Kevin Steptoe
Head of Planning and Building Control
East Herts Council
Wallfields
Pegs Lane
Hertford
SG13 8EQ
12 October 2018
Dear Kevin

BISHOP’S STORTFORD SOUTH

I am writing on behalf of the Civic Federation about a planning application which is reported to have been submitted by Countryside Properties for the development of the whole of a site south of Whittington Way, which is described by them as Bishop’s Stortford South (BSS). At the time of writing, I have not found anything on the Council’s planning website to suggest that the application has been validated.

Although the Draft District Plan proposed that the site should be removed from the Green Belt and allocated for development, the Secretary of State has issued a holding direction preventing East Herts Council from taking any steps towards adopting the Plan while he considers representations made, by the Civic Federation among others, about its soundness.

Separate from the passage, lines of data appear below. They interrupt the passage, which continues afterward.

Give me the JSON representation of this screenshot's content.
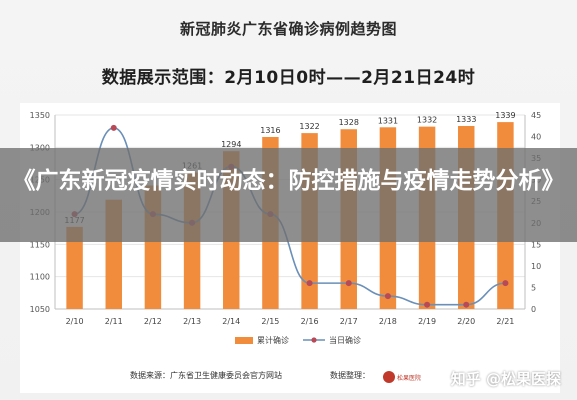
{
  "title": "新冠肺炎广东省确诊病例趋势图",
  "subtitle": "数据展示范围：2月10日0时——2月21日24时",
  "overlay_headline": "《广东新冠疫情实时动态：防控措施与疫情走势分析》",
  "footer": {
    "source": "数据来源：广东省卫生健康委员会官方网站",
    "compiler_label": "数据整理：",
    "logo_text": "松果医院",
    "watermark": "知乎 @松果医探"
  },
  "colors": {
    "bar": "#f08c3c",
    "line": "#6a8fb8",
    "marker": "#b84a57",
    "axis": "#bfbfbf"
  },
  "chart_data": {
    "type": "bar+line",
    "categories": [
      "2/10",
      "2/11",
      "2/12",
      "2/13",
      "2/14",
      "2/15",
      "2/16",
      "2/17",
      "2/18",
      "2/19",
      "2/20",
      "2/21"
    ],
    "series": [
      {
        "name": "累计确诊",
        "type": "bar",
        "axis": "left",
        "values": [
          1177,
          1219,
          1241,
          1261,
          1294,
          1316,
          1322,
          1328,
          1331,
          1332,
          1333,
          1339
        ]
      },
      {
        "name": "当日确诊",
        "type": "line",
        "axis": "right",
        "values": [
          22,
          42,
          22,
          20,
          33,
          22,
          6,
          6,
          3,
          1,
          1,
          6
        ]
      }
    ],
    "bar_labels": [
      "1177",
      "",
      "",
      "1261",
      "1294",
      "1316",
      "1322",
      "1328",
      "1331",
      "1332",
      "1333",
      "1339"
    ],
    "left_axis": {
      "range": [
        1050,
        1350
      ],
      "ticks": [
        "1050",
        "1100",
        "1150",
        "1200",
        "1250",
        "1300",
        "1350"
      ]
    },
    "right_axis": {
      "range": [
        0,
        45
      ],
      "ticks": [
        "0",
        "5",
        "10",
        "15",
        "20",
        "25",
        "30",
        "35",
        "40",
        "45"
      ]
    },
    "grid": true,
    "legend_position": "bottom"
  }
}
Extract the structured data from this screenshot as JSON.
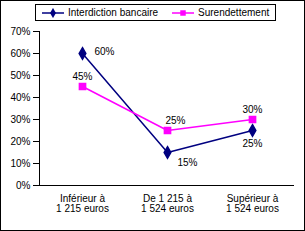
{
  "chart_data": {
    "type": "line",
    "categories": [
      "Inférieur à 1 215 euros",
      "De 1 215 à 1 524 euros",
      "Supérieur à 1 524 euros"
    ],
    "series": [
      {
        "name": "Interdiction bancaire",
        "color": "#000080",
        "marker": "diamond",
        "values": [
          60,
          15,
          25
        ],
        "value_labels": [
          "60%",
          "15%",
          "25%"
        ]
      },
      {
        "name": "Surendettement",
        "color": "#ff00ff",
        "marker": "square",
        "values": [
          45,
          25,
          30
        ],
        "value_labels": [
          "45%",
          "25%",
          "30%"
        ]
      }
    ],
    "ylim": [
      0,
      70
    ],
    "yticks": [
      {
        "value": 0,
        "label": "0%"
      },
      {
        "value": 10,
        "label": "10%"
      },
      {
        "value": 20,
        "label": "20%"
      },
      {
        "value": 30,
        "label": "30%"
      },
      {
        "value": 40,
        "label": "40%"
      },
      {
        "value": 50,
        "label": "50%"
      },
      {
        "value": 60,
        "label": "60%"
      },
      {
        "value": 70,
        "label": "70%"
      }
    ],
    "grid": false,
    "legend": "top",
    "data_labels": true
  }
}
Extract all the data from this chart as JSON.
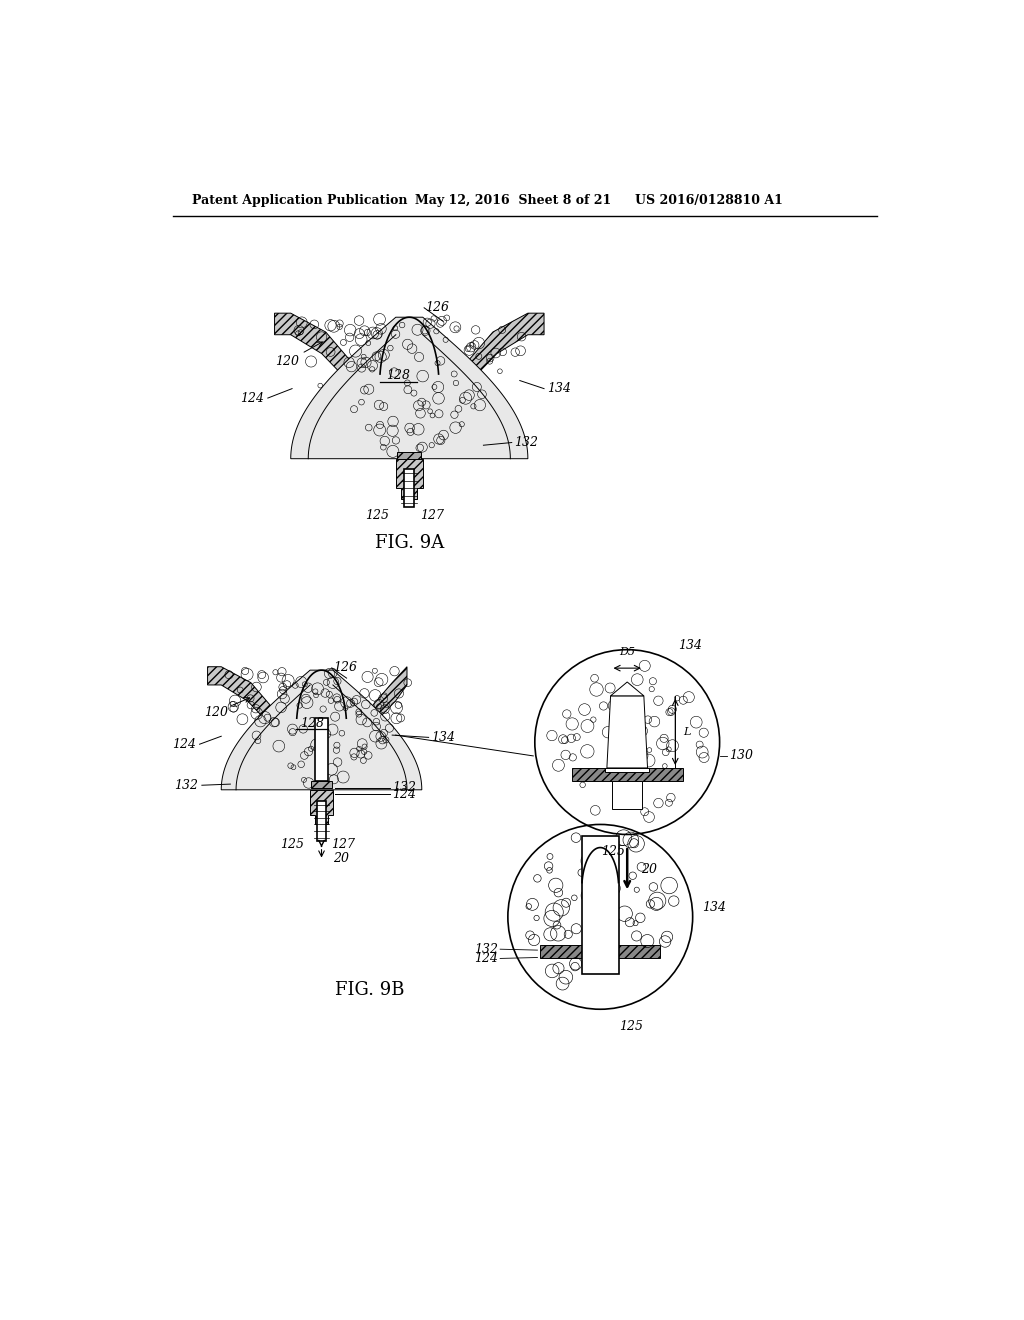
{
  "header_left": "Patent Application Publication",
  "header_mid": "May 12, 2016  Sheet 8 of 21",
  "header_right": "US 2016/0128810 A1",
  "fig9a_label": "FIG. 9A",
  "fig9b_label": "FIG. 9B",
  "bg_color": "#ffffff"
}
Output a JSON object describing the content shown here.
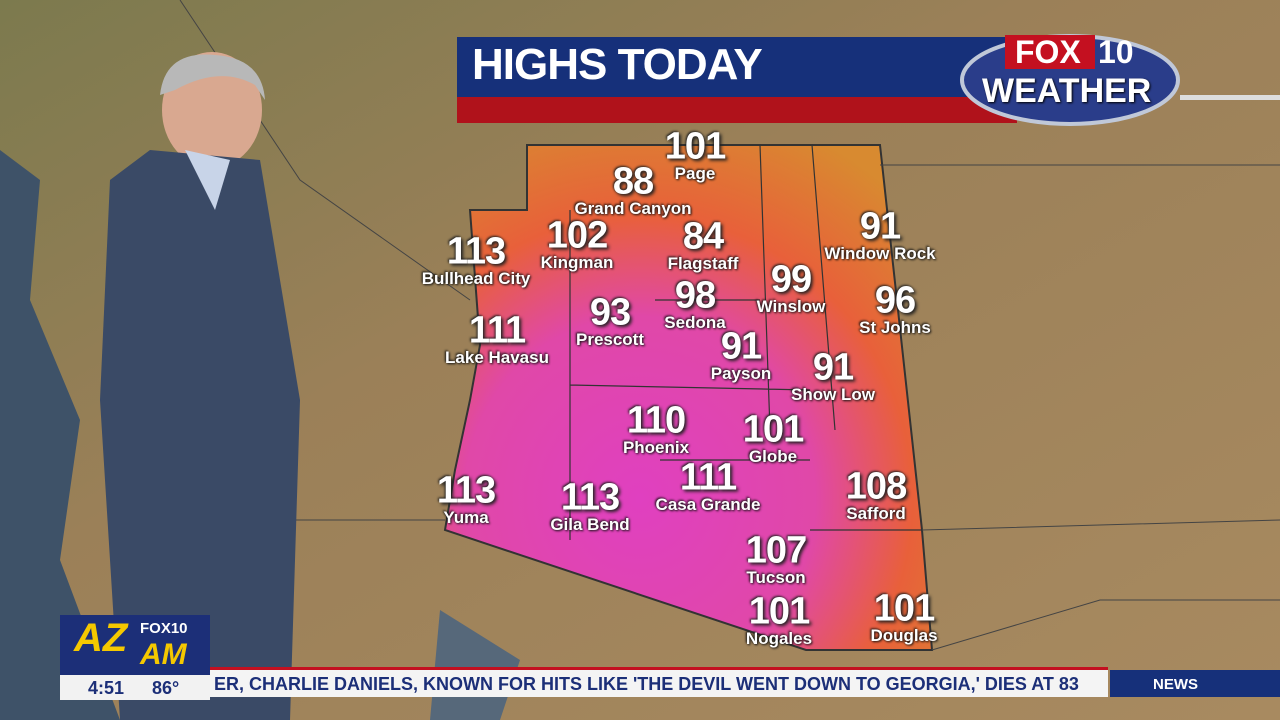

The representations that we have seen focus on whether the Inspector has correctly interpreted the guidance in the applicable NPPF about the circumstances in which Green Belt boundaries should be altered and we have highlighted BSS as a particular example which we feel the Secretary of State should re-examine.

We also note that on 20 September 2018, the ONS published new projections of household formation which for East Herts are nearly 14% lower than the figures on which the Inspector would have relied in reaching her conclusions about the Objectively Assessed Housing Need for the District, which also calls into question the judgment she has made about the sacrifice of Green Belt land for housing.

In these circumstances, we believe it would be most unwise for the Council to place any weight on the Draft District Plan in assessing this application. The relevant policies against which it should be judged are those which have been saved from the previous Local Plan, adopted in 2007. In the case of BSS, the site is within the Green Belt and therefore protected from any development other than the normal exceptions set out in the NPPF. Its Green Belt status was reviewed as recently as 2012 when the Secretary of State concluded that there were no special or exceptional circumstances which would outweigh the harm to the Green Belt which would be caused by developing only part of the site.

While the site remains in the Green Belt a proposal to develop the whole of it would therefore be even more inappropriate than the schools’ relocation proposal which was turned down on appeal. We therefore trust that if Countryside Properties are seeking an early determination of their application the Council will agree with us that the only course of action open to it is to refuse permission.

If in due course the Secretary of State were to conclude that the Council could adopt the Draft District Plan with BSS removed from the Green Belt, then the Civic Federation would wish to comment on the substance of the application, assuming that Countryside Properties still wished to pursue it. I trust that we would be given the opportunity to do so and would be grateful if you could advise me of the time when it would be open to us to make those representations.